Par : Jonas MOULENDA
Cher Monsieur,
La semaine dernière, vous avez démissionné du Parti démocratique gabonais (PDG), au pouvoir, dont votre cadet Ali Bongo Ondimba est président. Un tel acte de bravoure, qui fait désormais de vous un héros cornélien, ne peut qu’être salué par le journal républicain qu’est « Echos du Nord ». « La meilleure preuve d’amour qu’on puisse apporter à une girafe est de lui tricoter un foulard », disait mon grand-père.
Vous avez ipso facto choisi la patrie et non vos intérêts personnels. Il faut savoir prendre des décisions qui font l’heur du plus grand nombre et le malheur d’un groupuscule mû par un nombrilisme démesuré. On ne doit pas rester dans un parti politique qui précipite le pays dans l’abîme. Ceux qui s’y accrochent à cause de leurs intérêts égoïstes se fourvoient. Mon grand-père disait : « Si tu aimes trop la bonne chair, un jour tu mangeras les os du cadavre de ta mère. »

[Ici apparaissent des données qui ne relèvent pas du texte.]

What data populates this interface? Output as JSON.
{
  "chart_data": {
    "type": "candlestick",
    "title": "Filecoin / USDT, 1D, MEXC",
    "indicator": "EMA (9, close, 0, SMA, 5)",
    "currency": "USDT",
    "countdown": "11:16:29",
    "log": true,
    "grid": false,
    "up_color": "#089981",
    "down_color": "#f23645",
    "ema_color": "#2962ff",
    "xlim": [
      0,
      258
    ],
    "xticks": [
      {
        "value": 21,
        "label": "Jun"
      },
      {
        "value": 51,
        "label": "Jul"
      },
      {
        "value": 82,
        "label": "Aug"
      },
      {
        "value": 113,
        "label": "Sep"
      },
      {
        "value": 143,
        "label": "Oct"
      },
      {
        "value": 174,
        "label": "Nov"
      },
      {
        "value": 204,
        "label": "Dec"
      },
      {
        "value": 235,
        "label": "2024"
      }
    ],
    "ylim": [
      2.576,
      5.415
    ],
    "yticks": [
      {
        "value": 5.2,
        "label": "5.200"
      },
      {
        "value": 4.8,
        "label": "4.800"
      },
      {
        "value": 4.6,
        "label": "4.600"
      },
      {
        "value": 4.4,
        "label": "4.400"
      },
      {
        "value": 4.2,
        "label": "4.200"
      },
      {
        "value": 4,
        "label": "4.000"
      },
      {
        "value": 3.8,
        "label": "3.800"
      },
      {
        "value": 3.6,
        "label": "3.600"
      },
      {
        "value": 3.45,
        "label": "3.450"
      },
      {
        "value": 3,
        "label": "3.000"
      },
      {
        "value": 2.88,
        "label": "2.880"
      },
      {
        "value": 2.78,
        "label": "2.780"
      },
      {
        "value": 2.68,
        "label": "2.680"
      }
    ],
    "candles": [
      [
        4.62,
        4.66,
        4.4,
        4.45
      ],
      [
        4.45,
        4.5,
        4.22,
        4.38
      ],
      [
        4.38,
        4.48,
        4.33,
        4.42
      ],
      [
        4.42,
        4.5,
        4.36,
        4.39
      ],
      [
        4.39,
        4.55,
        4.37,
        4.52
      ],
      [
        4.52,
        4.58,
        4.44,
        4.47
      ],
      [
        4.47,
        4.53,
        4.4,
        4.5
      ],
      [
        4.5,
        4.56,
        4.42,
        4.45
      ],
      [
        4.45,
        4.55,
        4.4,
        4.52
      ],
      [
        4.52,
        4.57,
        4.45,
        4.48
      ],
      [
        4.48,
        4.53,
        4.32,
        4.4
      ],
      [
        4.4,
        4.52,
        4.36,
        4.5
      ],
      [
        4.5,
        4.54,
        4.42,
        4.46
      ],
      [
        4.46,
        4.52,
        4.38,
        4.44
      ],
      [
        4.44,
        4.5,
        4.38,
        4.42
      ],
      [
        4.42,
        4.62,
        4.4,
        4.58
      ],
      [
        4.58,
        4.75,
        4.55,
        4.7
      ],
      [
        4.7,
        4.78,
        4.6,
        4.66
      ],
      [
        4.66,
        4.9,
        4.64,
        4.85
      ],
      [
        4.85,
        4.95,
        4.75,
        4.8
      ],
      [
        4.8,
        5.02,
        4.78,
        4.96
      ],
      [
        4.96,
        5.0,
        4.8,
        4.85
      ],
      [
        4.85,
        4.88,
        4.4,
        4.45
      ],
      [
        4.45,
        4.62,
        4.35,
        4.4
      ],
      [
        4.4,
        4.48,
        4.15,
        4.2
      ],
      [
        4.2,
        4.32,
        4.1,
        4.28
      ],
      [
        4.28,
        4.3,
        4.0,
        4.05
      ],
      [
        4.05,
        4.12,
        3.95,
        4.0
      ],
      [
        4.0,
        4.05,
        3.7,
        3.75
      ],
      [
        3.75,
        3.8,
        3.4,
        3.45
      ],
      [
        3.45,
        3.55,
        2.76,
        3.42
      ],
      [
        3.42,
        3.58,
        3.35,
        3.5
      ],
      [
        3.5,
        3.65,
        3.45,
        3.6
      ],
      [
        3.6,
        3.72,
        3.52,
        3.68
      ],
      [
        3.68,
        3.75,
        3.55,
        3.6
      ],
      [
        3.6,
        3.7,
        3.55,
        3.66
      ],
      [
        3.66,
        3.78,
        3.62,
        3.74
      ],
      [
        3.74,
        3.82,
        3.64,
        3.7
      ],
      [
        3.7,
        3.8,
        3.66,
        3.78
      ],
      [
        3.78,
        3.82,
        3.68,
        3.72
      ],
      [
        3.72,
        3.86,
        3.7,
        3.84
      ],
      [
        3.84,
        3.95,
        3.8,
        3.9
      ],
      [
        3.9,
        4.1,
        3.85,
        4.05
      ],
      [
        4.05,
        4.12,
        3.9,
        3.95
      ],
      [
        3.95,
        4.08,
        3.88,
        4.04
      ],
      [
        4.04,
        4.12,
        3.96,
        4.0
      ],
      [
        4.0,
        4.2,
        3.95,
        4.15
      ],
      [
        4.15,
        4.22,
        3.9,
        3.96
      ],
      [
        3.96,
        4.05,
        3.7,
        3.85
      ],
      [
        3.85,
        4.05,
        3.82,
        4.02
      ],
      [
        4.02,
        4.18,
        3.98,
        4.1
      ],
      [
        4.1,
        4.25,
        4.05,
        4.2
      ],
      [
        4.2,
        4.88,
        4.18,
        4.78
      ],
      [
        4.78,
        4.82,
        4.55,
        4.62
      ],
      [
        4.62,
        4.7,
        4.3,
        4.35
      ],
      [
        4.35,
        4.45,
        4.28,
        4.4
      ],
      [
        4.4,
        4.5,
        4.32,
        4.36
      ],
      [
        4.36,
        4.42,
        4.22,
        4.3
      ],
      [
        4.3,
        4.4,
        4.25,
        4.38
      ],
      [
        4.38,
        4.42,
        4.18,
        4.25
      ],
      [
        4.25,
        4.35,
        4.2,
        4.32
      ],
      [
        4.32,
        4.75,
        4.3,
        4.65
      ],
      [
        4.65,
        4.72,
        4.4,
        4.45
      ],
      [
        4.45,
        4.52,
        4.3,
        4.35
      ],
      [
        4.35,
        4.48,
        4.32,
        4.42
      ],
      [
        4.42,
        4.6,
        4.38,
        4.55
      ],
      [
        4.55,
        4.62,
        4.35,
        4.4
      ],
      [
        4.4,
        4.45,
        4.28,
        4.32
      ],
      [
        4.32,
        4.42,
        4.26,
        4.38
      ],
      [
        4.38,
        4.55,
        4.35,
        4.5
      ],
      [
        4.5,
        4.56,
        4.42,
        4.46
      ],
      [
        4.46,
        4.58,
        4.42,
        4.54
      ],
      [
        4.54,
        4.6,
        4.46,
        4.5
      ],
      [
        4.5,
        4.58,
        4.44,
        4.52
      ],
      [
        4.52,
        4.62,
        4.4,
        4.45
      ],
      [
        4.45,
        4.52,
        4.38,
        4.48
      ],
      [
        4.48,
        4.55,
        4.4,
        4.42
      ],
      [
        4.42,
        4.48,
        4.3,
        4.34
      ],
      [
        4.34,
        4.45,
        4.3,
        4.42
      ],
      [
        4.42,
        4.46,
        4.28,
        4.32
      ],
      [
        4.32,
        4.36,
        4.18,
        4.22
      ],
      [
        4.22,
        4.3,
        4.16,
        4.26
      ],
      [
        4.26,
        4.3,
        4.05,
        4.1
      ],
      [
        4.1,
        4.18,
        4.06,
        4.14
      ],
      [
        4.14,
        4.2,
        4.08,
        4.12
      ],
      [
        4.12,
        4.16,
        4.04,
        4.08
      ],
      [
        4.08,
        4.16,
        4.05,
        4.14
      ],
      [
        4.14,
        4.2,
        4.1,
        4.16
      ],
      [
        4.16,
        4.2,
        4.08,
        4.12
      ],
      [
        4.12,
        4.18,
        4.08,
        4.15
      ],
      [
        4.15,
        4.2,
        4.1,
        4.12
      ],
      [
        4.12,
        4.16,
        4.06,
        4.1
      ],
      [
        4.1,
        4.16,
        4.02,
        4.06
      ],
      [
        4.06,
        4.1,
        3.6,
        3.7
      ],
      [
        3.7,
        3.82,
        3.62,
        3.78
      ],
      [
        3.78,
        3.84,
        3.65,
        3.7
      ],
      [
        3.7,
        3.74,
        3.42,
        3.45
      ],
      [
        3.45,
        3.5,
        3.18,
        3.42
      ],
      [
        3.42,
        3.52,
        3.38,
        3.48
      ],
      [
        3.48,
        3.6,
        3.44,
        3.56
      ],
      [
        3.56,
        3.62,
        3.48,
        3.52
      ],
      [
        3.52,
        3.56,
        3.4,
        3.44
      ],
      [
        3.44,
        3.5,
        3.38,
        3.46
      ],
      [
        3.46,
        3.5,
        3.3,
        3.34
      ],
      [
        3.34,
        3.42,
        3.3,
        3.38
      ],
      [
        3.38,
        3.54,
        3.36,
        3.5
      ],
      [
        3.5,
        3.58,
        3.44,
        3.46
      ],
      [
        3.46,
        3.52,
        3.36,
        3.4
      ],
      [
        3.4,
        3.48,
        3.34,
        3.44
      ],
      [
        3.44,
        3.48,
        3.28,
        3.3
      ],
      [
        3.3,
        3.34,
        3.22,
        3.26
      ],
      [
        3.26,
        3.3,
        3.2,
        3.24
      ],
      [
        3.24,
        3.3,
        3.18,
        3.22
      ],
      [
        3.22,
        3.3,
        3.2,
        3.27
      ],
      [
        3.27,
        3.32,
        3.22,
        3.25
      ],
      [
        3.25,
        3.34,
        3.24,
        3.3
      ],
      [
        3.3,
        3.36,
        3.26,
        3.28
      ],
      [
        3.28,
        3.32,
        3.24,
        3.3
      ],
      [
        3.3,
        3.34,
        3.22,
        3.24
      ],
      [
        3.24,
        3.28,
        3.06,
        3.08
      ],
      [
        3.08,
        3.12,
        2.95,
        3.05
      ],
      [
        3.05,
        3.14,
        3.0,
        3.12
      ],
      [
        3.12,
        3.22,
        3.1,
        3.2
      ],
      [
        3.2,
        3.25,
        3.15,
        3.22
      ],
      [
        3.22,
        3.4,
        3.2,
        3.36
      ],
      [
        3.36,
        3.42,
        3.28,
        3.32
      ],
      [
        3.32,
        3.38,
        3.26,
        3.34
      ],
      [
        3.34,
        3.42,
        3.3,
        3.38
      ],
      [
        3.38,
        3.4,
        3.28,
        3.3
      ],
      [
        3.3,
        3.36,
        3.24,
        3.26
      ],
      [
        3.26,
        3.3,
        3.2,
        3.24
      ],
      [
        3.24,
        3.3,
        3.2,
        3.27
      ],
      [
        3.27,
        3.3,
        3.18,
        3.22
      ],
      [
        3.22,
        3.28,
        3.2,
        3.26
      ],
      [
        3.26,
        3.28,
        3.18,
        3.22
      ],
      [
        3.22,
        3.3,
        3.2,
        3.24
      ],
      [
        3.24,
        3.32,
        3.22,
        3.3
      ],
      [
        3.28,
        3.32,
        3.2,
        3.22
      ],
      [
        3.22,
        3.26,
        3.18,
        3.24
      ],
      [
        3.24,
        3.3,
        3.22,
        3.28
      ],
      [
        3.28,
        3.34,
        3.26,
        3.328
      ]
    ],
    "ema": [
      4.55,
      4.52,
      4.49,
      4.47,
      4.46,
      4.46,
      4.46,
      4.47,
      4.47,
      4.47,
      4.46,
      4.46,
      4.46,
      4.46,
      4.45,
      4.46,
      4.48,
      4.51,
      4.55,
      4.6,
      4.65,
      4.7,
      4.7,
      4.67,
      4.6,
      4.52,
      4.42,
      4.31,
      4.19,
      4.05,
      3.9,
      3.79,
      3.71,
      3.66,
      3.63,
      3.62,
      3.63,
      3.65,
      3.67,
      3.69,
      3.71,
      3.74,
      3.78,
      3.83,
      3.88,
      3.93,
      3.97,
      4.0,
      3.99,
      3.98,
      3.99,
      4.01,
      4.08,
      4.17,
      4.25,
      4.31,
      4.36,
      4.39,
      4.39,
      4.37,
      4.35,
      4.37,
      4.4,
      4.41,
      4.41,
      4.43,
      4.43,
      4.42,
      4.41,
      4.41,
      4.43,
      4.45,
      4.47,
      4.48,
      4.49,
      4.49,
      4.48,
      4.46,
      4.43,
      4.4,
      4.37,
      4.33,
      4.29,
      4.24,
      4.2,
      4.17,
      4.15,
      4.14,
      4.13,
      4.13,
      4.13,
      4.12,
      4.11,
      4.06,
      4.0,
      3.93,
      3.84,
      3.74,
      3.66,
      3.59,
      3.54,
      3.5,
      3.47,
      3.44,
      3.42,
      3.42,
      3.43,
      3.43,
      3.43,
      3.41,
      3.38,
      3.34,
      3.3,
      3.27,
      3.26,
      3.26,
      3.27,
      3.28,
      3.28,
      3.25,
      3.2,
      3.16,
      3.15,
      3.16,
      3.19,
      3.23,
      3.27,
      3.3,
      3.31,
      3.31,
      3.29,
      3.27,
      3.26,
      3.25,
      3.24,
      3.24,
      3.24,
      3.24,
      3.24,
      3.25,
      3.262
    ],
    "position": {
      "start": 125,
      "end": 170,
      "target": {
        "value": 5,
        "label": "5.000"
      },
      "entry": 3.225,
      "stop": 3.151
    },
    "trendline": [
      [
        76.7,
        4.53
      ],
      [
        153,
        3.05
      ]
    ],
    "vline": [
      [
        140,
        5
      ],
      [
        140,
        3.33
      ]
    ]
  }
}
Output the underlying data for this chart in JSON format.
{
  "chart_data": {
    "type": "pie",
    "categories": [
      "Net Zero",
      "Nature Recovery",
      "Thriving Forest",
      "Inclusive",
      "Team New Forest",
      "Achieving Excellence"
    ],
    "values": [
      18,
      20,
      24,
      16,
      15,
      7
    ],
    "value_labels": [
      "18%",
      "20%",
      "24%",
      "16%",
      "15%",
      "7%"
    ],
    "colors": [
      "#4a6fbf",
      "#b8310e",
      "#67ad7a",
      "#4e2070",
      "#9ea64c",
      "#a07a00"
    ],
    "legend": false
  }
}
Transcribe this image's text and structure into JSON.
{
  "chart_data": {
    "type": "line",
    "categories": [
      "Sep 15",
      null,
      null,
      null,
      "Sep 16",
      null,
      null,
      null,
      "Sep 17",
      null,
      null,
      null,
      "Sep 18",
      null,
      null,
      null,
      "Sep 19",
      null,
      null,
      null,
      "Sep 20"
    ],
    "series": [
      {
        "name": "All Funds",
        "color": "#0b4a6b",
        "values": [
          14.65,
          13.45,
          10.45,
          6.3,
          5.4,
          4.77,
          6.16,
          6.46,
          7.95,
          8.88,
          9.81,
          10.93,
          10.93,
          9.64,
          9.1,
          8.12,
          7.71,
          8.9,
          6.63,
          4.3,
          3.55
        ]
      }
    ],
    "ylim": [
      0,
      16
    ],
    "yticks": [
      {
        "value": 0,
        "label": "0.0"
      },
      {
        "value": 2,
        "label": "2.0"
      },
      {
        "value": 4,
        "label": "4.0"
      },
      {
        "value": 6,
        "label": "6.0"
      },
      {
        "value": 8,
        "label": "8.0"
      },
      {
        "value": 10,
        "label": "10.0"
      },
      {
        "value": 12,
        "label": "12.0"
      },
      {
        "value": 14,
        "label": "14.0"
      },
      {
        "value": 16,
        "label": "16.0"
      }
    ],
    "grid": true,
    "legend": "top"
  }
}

Vous êtes appelé au secours de votre nation, prise en otage par un groupe de profito-situationnistes. Il vous faudra donc aller jusqu’au bout de votre logique. D’autres patriotes attendent de vous que vous leviez enfin les ambiguïtés de votre famille au pouvoir depuis cinq décennies déjà. Vous êtes la personne la mieux indiquée pour lever le voile sur la filiation d’Ali Bongo Ondimba. « C’est celui qui s’était assis près du feu qui avait écouté le bouillonnement de la marmite », m’expliquait mon papy.
Notre pays a trop souffert des ambigüités de votre famille, la famille régnante. Il est vraiment grand temps qu’on y mette le holà. Nous n’allons pas sacrifier l’avenir de tout un pays sur l’autel des appétits politiques boulimiques d’un seul homme qui, à travers la magistrature suprême, veut réaliser tous ses rêves d’enfant gâté. Non ! La patrie passe avant tout. Ni Dieu, ni nos ancêtres ne nous pardonneront cette passivité. Dites-nous la vérité, même si vous êtes de cette famille régnante. Mon grand-père disait : « Même la poule noire pond des œufs blancs. »
Vous devez donc capitaliser votre démission du PDG. Aujourd’hui, plus que par le passé, vous avez un devoir de dédouanement moral. Rendez féconde la paix que votre famille a entre ses mains. L’acte que vous avez posé vous met en rupture de ban avec une bonne partie de votre fratrie, mais ne reculez pas pour autant. Foncez ! Si vous vous rétractez, vous êtes un homme mort, parce qu’Ali Bongo Ondimba ne vous fera pas de cadeau. « Qui tue un lion, en mange. Qui le blesse est mangé », disait mon aïeul, grand chasseur de son époque.
Vous avez longtemps géré le service des renseignements. Vous connaissez donc la vérité sur la filiation de votre cadet, devenu par défaut président de la République. Le peuple gabonais attend de vous cette vérité qui libérera définitivement notre pays. Rassemblez votre courage et brisez les chaînes de la peur. La nation vous en sera reconnaissante. Démolissez ce château de mensonge bâti depuis cinq décennies déjà. Vous en êtes capable. Mon papy disait : « Le petit taureau qui décime le troupeau de vaches naît dans ce troupeau. »
Ce que vous direz sera crédible aux yeux de l’opinion nationale et internationale, du reste prise à témoin par votre oncle après votre démission. Votre famille tremble. Elle sait que vous contribuerez à faire bouger les lignes. Qui d’autre est mieux placé que vous pour nous dire la vérité sur Ali Bongo Ondimba ? Même si ce dernier ne laisse pas apparaître des signes de panique, il ne dort plus du sommeil du juste puisque vous connaissez ses secrets. « Deux tortues savent où se mordre », me faisait remarquer mon grand-père.
Cher Monsieur, vous serez calomnié, mais ne considérez pas les attaques et les coups bas de vos détracteurs comme des blessures à soigner. Il faut réagir par la manifestation de la vérité. Ralliez la cause grandissante des patriotes avides du changement dans notre pays. Engagez-vous aux côtés de ceux qui veulent, contre vents et marées, construire un Gabon nouveau. C’est une noble cause. Intégrez la synergie des patriotes. Ne restez pas seul pour ne pas être vulnérable. « La panthère ne dévore pas les serpents en groupe », me rappelait mon aïeul.